Staff Reporter

NEW DELHI: Lamenting that credibility of the media had touched an “all-time low”, veteran journalist Kuldip Nayar said over the weekend that the biggest challenge before the media was how to regain it.

“While the government pressure on the Press has lessened, the pressure of financiers, political parties and others has increased. This has affected the media’s credibility adversely,” he said after releasing the Delhi Union of Journalists Ethics Council’s interim report on “Delhi Blasts: A Look at Media Coverage”.

The report brings out “lapses” in the reportage of the recent encounter of suspected militants at Batla House in Jamia Nagar.

“Let us make this report a starting point for retrieving our values,” Mr. Nayar remarked. He also suggested setting up of a national register of journalists, where all details of media persons would be made available to facilitate self-regulation. He also demanded that the National Human Rights Commission hold open sittings to ensure “transparency”.

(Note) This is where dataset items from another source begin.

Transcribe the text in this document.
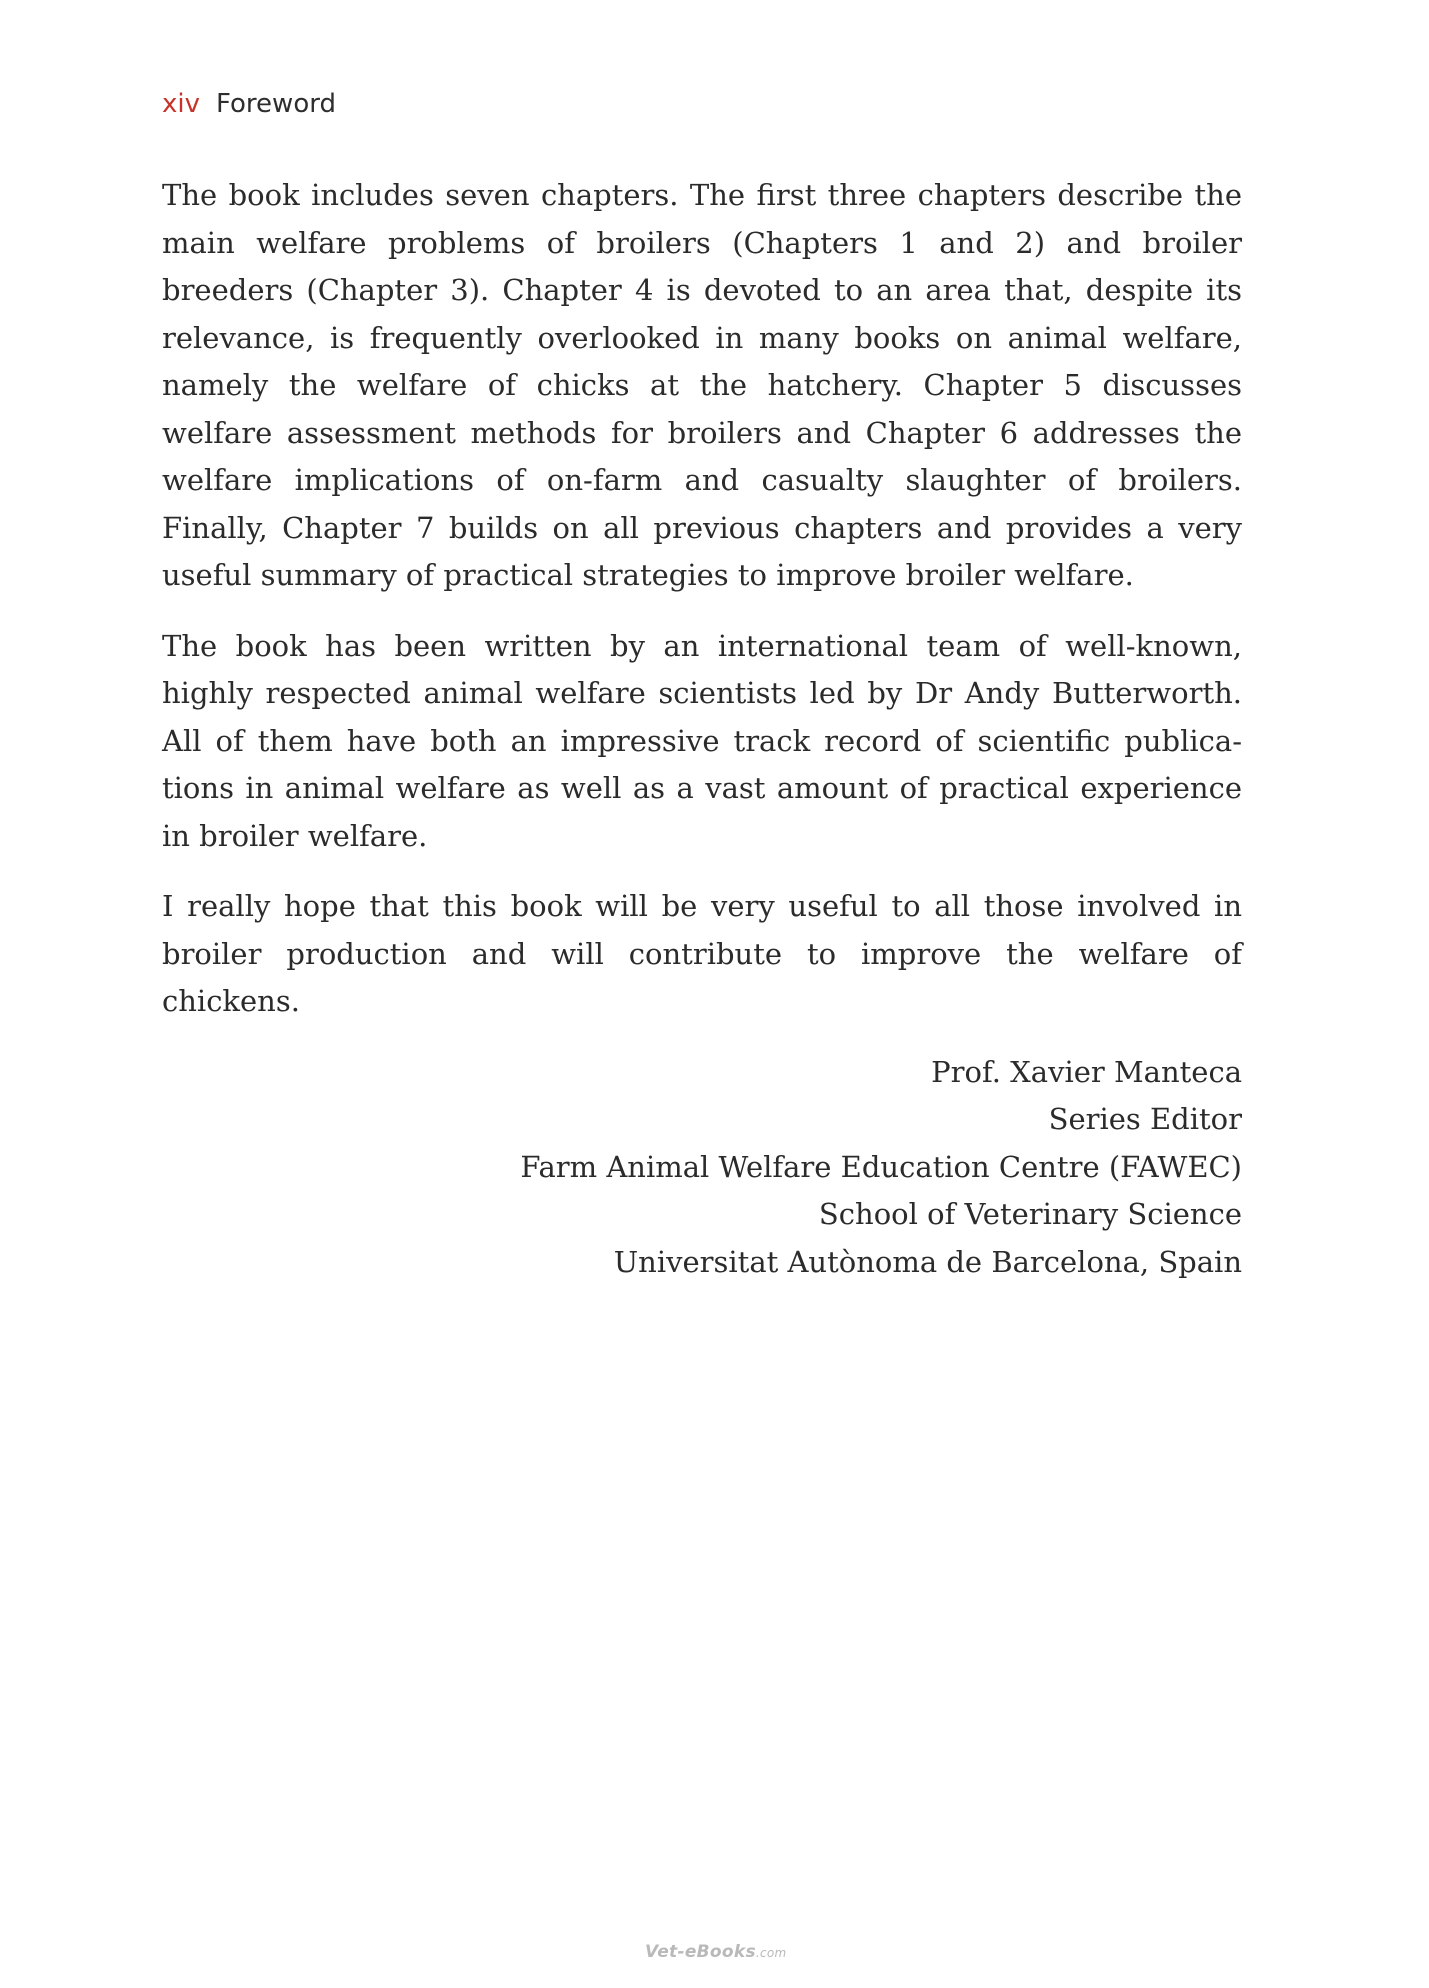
xiv Foreword

The book includes seven chapters. The first three chapters describe the main welfare problems of broilers (Chapters 1 and 2) and broiler breeders (Chapter 3). Chapter 4 is devoted to an area that, despite its relevance, is frequently overlooked in many books on animal welfare, namely the welfare of chicks at the hatchery. Chapter 5 discusses welfare assessment methods for broilers and Chapter 6 addresses the welfare implications of on-farm and casualty slaughter of broilers. Finally, Chapter 7 builds on all previous chapters and provides a very useful summary of practical strategies to improve broiler welfare.

The book has been written by an international team of well-known, highly respected animal welfare scientists led by Dr Andy Butterworth. All of them have both an impressive track record of scientific publications in animal welfare as well as a vast amount of practical experience in broiler welfare.

I really hope that this book will be very useful to all those involved in broiler production and will contribute to improve the welfare of chickens.

Prof. Xavier Manteca
Series Editor
Farm Animal Welfare Education Centre (FAWEC)
School of Veterinary Science
Universitat Autònoma de Barcelona, Spain
Vet-eBooks.com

Obaid Siddiqui of A.J.K. Mass Communication Research Centre at Jamia Millia Islamia said media coverage of the encounter had led to the feeling among Muslims that they were being targeted and projected as “anti-nationals”.

Hannan Mollah of the Communist Party of India (Marxist) charged that due to “random reporting” by the media “without critically trying to find out actual facts”, the whole Muslim community was being projected as terrorists and that had created a “fear psychosis” among them.

DUJ president S.K. Pande said the interim report raised some hard questions. “Restraint is the need of the hour. While saying no to terrorism, say yes to communal harmony and restrained reporting,” he added.

The meeting also expressed concern at the way television journalist Soumya Viswanathan’s death was being depicted in the media and felt there should be protective measures and a risk insurance cover for all establishments to protect scribes on night duty.